Louis (2015), in addressing the fourth question, urges us to “expand the toolkit” rather than dwelling on differences of modes of statistical inference. We couldn’t agree more, though it would still be prudent to keep the trial designs simpler rather than more complex. Differences in statistical approaches and randomization schemes pale in importance compared to the goals of quickly trying interventions. In response to various comments on the technical aspects of statistical design, implementation, and data analysis, we recognize that we did not include an extended explanation of particular design details, in part because selection procedures have been known for over half a century and adaptive sequential selection procedures have also been studied for more than three decades. Our hope is that by discussing the issues, suggesting alternative randomized approaches in broad brush, and responding to our critics’ key points, we may help to broaden a discussion of the technical requirements for the kind of testing that ought to be done during epidemic crises and other humanitarian emergencies.
Several commentators, notably Millum, Degeling and colleagues, and Waldman and Nieburg, raised the fifth question: How should scarce research resources best be allocated to achieve the goal of reducing mortality from EVD? Millum says, “[Caplan and colleagues’] approach might make sense if there were no other ways in which the limited resources expended on distributing experimental therapies could be used to combat Ebola.” Waldman and Nieburg claim, “Socioanthropological research into issues like these may actually save more lives in the long run than attempts to find optimal treatments.” Degeling and colleagues say, “The development of an effective therapy for EVD is only part of the ‘the job’ that needs to be completed.” Ideally, there would be sufficient research funding to tackle Ebola from many angles.

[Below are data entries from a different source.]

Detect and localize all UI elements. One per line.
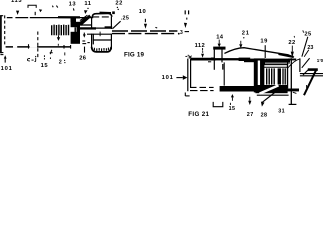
dashed hidden line mid — [37, 32, 39, 60]
junction thick blob — [80, 27, 96, 29]
leader dash 12 — [64, 52, 66, 55]
22 leader end square — [112, 11, 115, 14]
rod end tick — [185, 31, 189, 33]
leader dash 10 — [144, 19, 146, 22]
svg-text:26: 26 — [79, 56, 87, 62]
grid bars group 2 — [283, 68, 285, 84]
svg-text:27: 27 — [247, 112, 254, 118]
small bracket part above shank — [28, 5, 36, 8]
long vertical foot — [289, 103, 297, 105]
spring hatch bars — [52, 25, 69, 36]
svg-text:31: 31 — [278, 109, 285, 115]
small bracket marks lower left of cylinder — [82, 40, 85, 42]
svg-text:14: 14 — [216, 35, 224, 41]
shank top edge thick part — [58, 16, 80, 18]
bottom long diagonal — [262, 90, 278, 103]
bottom edge end tick — [70, 45, 72, 49]
right inner vertical — [287, 62, 289, 88]
svg-text:1’0: 1’0 — [317, 58, 323, 63]
cylinder mid shelf — [92, 27, 112, 29]
svg-text:11: 11 — [84, 1, 91, 7]
striped ledge lines — [190, 86, 214, 88]
double horizontal lines right — [300, 73, 323, 75]
leader 23 — [304, 50, 309, 57]
leader dash b — [56, 6, 57, 8]
svg-text:15: 15 — [229, 106, 236, 112]
leader arrow 11 — [84, 10, 88, 14]
mark 4 — [50, 50, 53, 54]
hatch wedge diagonal 2 — [80, 15, 87, 20]
small dash near foot — [293, 92, 297, 93]
seven glyph bar — [308, 68, 318, 71]
leader 21 — [243, 37, 244, 38]
rod dashed line bottom — [112, 33, 177, 35]
center mark cross — [87, 33, 111, 35]
svg-text:19: 19 — [260, 38, 268, 44]
label 11 upper right — [185, 10, 188, 14]
inner bore line vertical — [223, 62, 225, 85]
piston bottom line — [93, 39, 111, 41]
leader arrow for 113 — [16, 11, 19, 15]
post cap — [213, 47, 225, 50]
top line left of post — [190, 57, 215, 59]
post left edge — [213, 49, 215, 70]
arrow up 101 — [4, 55, 7, 58]
cup hatch ticks — [94, 48, 108, 51]
bottom step line — [257, 94, 289, 96]
arrow 27 down — [249, 97, 251, 101]
svg-text:25: 25 — [304, 31, 312, 37]
piston black column — [254, 58, 265, 92]
top wall band thin — [191, 59, 216, 61]
cylinder bottom cup — [92, 47, 112, 52]
outer right vertical — [299, 58, 301, 72]
down arrow at 84 — [83, 34, 86, 37]
leader dash 15 — [229, 103, 231, 105]
leader dash a — [51, 6, 54, 8]
leader arrow 14 — [218, 40, 220, 44]
grid box outline — [264, 65, 288, 86]
bottom black shapes — [255, 85, 287, 93]
dark block upper — [71, 22, 80, 27]
short diagonal — [303, 69, 309, 75]
svg-text:112: 112 — [195, 43, 206, 49]
right side tick — [306, 85, 308, 88]
leader 25 diagonal — [112, 21, 120, 29]
seven glyph diagonal — [304, 70, 316, 95]
arrow 15 up — [231, 94, 234, 97]
bottom edge cross tick — [63, 45, 65, 49]
cylinder left edge — [91, 17, 93, 49]
svg-text:2: 2 — [59, 59, 62, 65]
svg-text:113: 113 — [11, 0, 22, 4]
arrow 28 — [261, 102, 265, 107]
arrow 101 right — [176, 77, 182, 79]
dark block lower — [71, 32, 80, 44]
cylinder right edge — [110, 17, 112, 50]
dashes above left edge — [187, 55, 189, 58]
leader dash 11r — [186, 18, 188, 20]
leader tick — [34, 12, 36, 15]
top wall heavy right part — [265, 59, 290, 63]
shank left end vertical — [0, 15, 2, 53]
leader 112 — [202, 48, 204, 51]
dark blob at line — [71, 18, 77, 22]
svg-text:15: 15 — [41, 63, 49, 69]
shank bottom edge — [6, 46, 71, 48]
svg-text:101: 101 — [1, 66, 13, 72]
leader dashes 15 — [43, 55, 45, 59]
rod end dot — [178, 33, 180, 35]
leader comma 13 — [72, 8, 75, 10]
svg-text:FIG 21: FIG 21 — [188, 111, 209, 118]
inner vertical below center — [92, 34, 94, 45]
bottom step diagonal — [260, 85, 279, 93]
down arrow mid spring — [57, 37, 60, 41]
svg-text:22: 22 — [115, 1, 122, 7]
grid bars group 1 — [267, 68, 275, 84]
leader dot 11 — [87, 8, 88, 9]
leader 22r — [291, 46, 293, 52]
leader dots 22 — [117, 7, 118, 8]
grid dark blob — [278, 68, 281, 84]
long right vertical — [290, 58, 292, 104]
shank top edge — [7, 17, 93, 19]
leader 26 vertical — [84, 47, 86, 53]
cylinder lid (rounded top) — [92, 14, 112, 18]
top wall thick blob — [239, 58, 251, 61]
cylinder dashed inner top — [92, 16, 111, 18]
body top roof edge — [224, 48, 294, 58]
svg-text:28: 28 — [261, 112, 268, 118]
body left edge double line — [187, 59, 189, 92]
rod dashed line top — [112, 30, 177, 32]
left edge foot — [184, 93, 186, 97]
svg-text:10: 10 — [139, 9, 146, 15]
dark patch junction — [77, 27, 80, 33]
grid box inner top line — [264, 66, 287, 68]
small dash right of arrow — [155, 26, 157, 29]
small x mark left — [185, 55, 187, 57]
top wall heavy left part — [244, 59, 259, 63]
leader arrow small a — [39, 9, 42, 12]
leader 25 diagonal — [302, 37, 308, 57]
top right diagonal — [302, 58, 310, 68]
left end top flange — [0, 15, 3, 17]
leader 19 vertical — [264, 45, 266, 58]
hatch wedge diagonal — [80, 16, 90, 25]
svg-text:.25: .25 — [121, 16, 130, 22]
post right edge — [221, 49, 224, 70]
junction blob right — [105, 26, 113, 28]
svg-text:3: 3 — [180, 30, 183, 36]
svg-text:101: 101 — [162, 75, 174, 81]
bottom bar right — [277, 89, 299, 92]
wire curve — [288, 59, 300, 68]
dashed hidden line left — [4, 15, 6, 46]
left end bottom bracket — [0, 52, 3, 54]
roof right thick part — [279, 54, 294, 57]
scan break gaps — [13, 18, 38, 47]
hatch wedge diagonal 3 — [80, 18, 85, 23]
cylinder lid thick overlay — [100, 12, 112, 14]
svg-text:21: 21 — [242, 30, 250, 36]
long vertical cap — [288, 59, 296, 61]
svg-text:FIG 19: FIG 19 — [124, 51, 144, 58]
bottom edge step tick — [28, 44, 30, 48]
leader dots 12 — [49, 57, 51, 59]
dark block mid bars — [75, 27, 77, 32]
small marks c.j — [27, 58, 30, 61]
svg-text:22: 22 — [288, 40, 295, 46]
column white slit — [258, 61, 260, 90]
svg-text:13: 13 — [69, 2, 77, 8]
bottom wall heavy band — [220, 86, 260, 92]
body step line — [80, 24, 91, 26]
shelf bracket — [213, 102, 223, 107]
top wall band mid — [215, 58, 240, 60]
leader arrow 11r — [184, 23, 187, 28]
leader arrow 10 — [144, 24, 147, 29]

We agree. Research into better personal protective equipment, cultural practices, and environmental issues, among other contributors to the current Ebola epidemic, would help reach the desirable goal of saving more lives and controlling this outbreak. But examining drug development makes sense too. It is a strategy worth pursing if we move away from the “hypothesis test reflex.” In deciding what is the best, most equitable way to attack epidemic diseases, trial design issues are crucial in deciding how best to allocate available resources.
We thank Dawson for reminding us of lessons learned from early AIDS trials. The proposed RST, if implemented, would be the first of possibly many steps toward finding a “slam dunk” treatment for Ebola, much as early AIDS trials were the first of many steps toward modern, highly effective, combination antiretroviral treatments. As we argue, the RST balances scientific rigor with ethical and practical concerns of providers, governmental and nongovernmental agencies, and local community members.
The issues about what type of trials to conduct are not going to go away. As the current Ebola outbreak subsides patients will (thankfully) become increasingly more difficult to find, let alone recruit to a traditional RCT. Until a successful preventative solution can be found, we must act as quickly as we can to find what best treats patients during the next outbreak and the next humanitarian emergency.